Mark Zuckerberg rebautizó a su empresa con el nombre de Meta, buscando remontar la reputación perdida por los diversos episodios controversiales en torno al manejo de los datos personales, especialmente con el escándalo de Cambridge Analytica en 2019 y la reciente divulgación de los Facebook Papers, donde se mostró la incapacidad de la empresa para proteger a sus usuarios.

Su última jugada consistió en anunciar la eliminación del sistema de reconocimiento facial de Facebook, dadas las discusiones que surgieron sobre la regulación y el uso ético de este tipo de tecnología. Aun así, estos gestos no parecieron ser suficientes para aseverar que Facebook es una plataforma segura y que, contrario al pensamiento de McLuhan, no pretende beneficiarse a costas de la manipulación de los datos de sus usuarios.
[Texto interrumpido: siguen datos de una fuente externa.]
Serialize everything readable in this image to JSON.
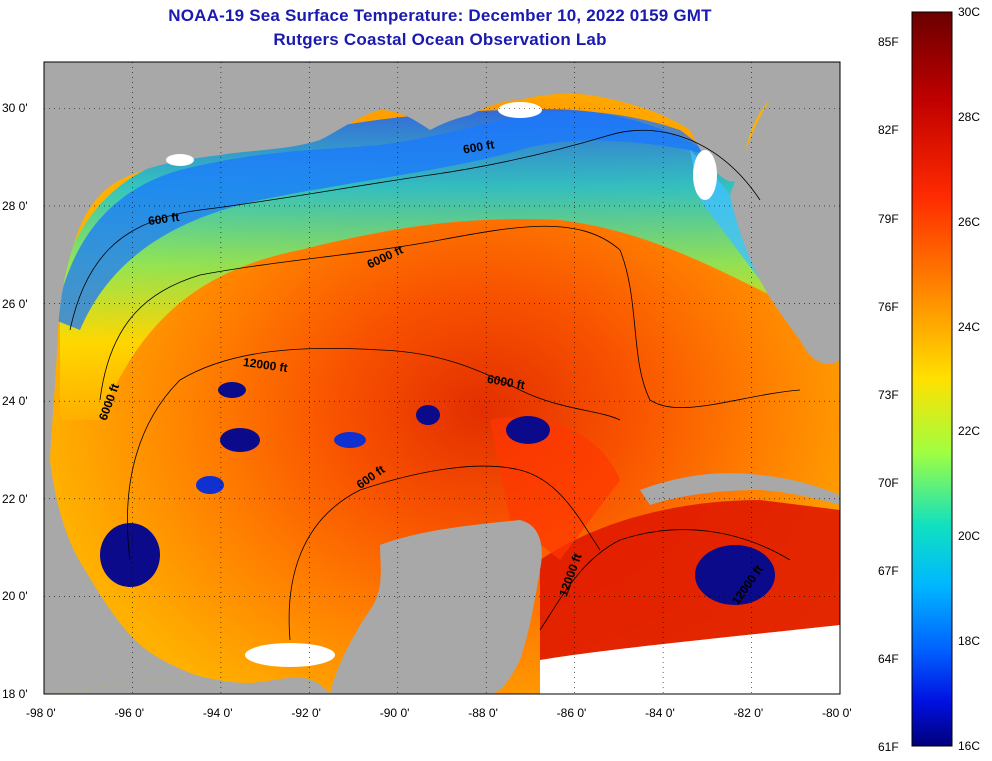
{
  "header": {
    "title": "NOAA-19 Sea Surface Temperature:  December 10, 2022 0159 GMT",
    "subtitle": "Rutgers Coastal Ocean Observation Lab"
  },
  "axes": {
    "lon_labels": [
      "-98 0'",
      "-96 0'",
      "-94 0'",
      "-92 0'",
      "-90 0'",
      "-88 0'",
      "-86 0'",
      "-84 0'",
      "-82 0'",
      "-80 0'"
    ],
    "lat_labels": [
      "30 0'",
      "28 0'",
      "26 0'",
      "24 0'",
      "22 0'",
      "20 0'",
      "18 0'"
    ]
  },
  "contours": {
    "labels": [
      "600 ft",
      "600 ft",
      "6000 ft",
      "12000 ft",
      "6000 ft",
      "6000 ft",
      "600 ft",
      "12000 ft",
      "12000 ft"
    ]
  },
  "colorbar": {
    "fahrenheit": [
      "85F",
      "82F",
      "79F",
      "76F",
      "73F",
      "70F",
      "67F",
      "64F",
      "61F"
    ],
    "celsius": [
      "30C",
      "28C",
      "26C",
      "24C",
      "22C",
      "20C",
      "18C",
      "16C"
    ]
  },
  "colors": {
    "land": "#a8a8a8",
    "cloud": "#ffffff",
    "title": "#1a1ab0"
  }
}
En el caso de la empresa israelí NSO Group sucedió algo similar. Su software Pegasus fue creado como una herramienta para agencias de inteligencia gubernamentales orientada como un programa de vigilancia para la lucha contra el crimen y el terrorismo.

No obstante, una investigación de varias organizaciones de medios junto a reconocidas ONG mostró la filtración de una lista de números telefónicos recolectados por el programa que rastreaba a activistas de Derechos Humanos, periodistas de medios como The New York Times, políticos y líderes de países como México, Francia o Irak, e inclusive a CEO de empresas.

NSO Group aseguró que los fines del programa son legítimos y trató de exculparse, pero la repercusión de la investigación puso en jaque la credibilidad de la empresa, a punto tal que la administración de Biden ordenó que se incluya a NSO Group dentro de la "lista negra" del Departamento de Comercio, limitando su acceso a componentes y tecnología estadounidense.

Bruna Barlaro Rovati
Bruna Barlaro Rovati

Aun cuando ha habido diversos casos de sanciones a empresas relacionadas con hechos de este tipo, incluso a nivel transfronterizo, parecería que las cuantiosas multas impuestas resultan insuficientes como mecanismo disuasivo en pos de una mejor protección de la información de los ciudadanos.

Más aun, la estrepitosa velocidad de los cambios tecnológicos se suele imponer por sobre los procesos de regulación de estas actividades, principalmente en Estados democráticos, que exigen consensos por lo general difíciles de alcanzar.  La batalla todavía no está perdida, pero el desafío no es fácil. ¿Estaremos a tiempo de revertir el presagio de McLuhan?

(*) Docente de la licenciatura en gobierno y relaciones internacionales de la UADE.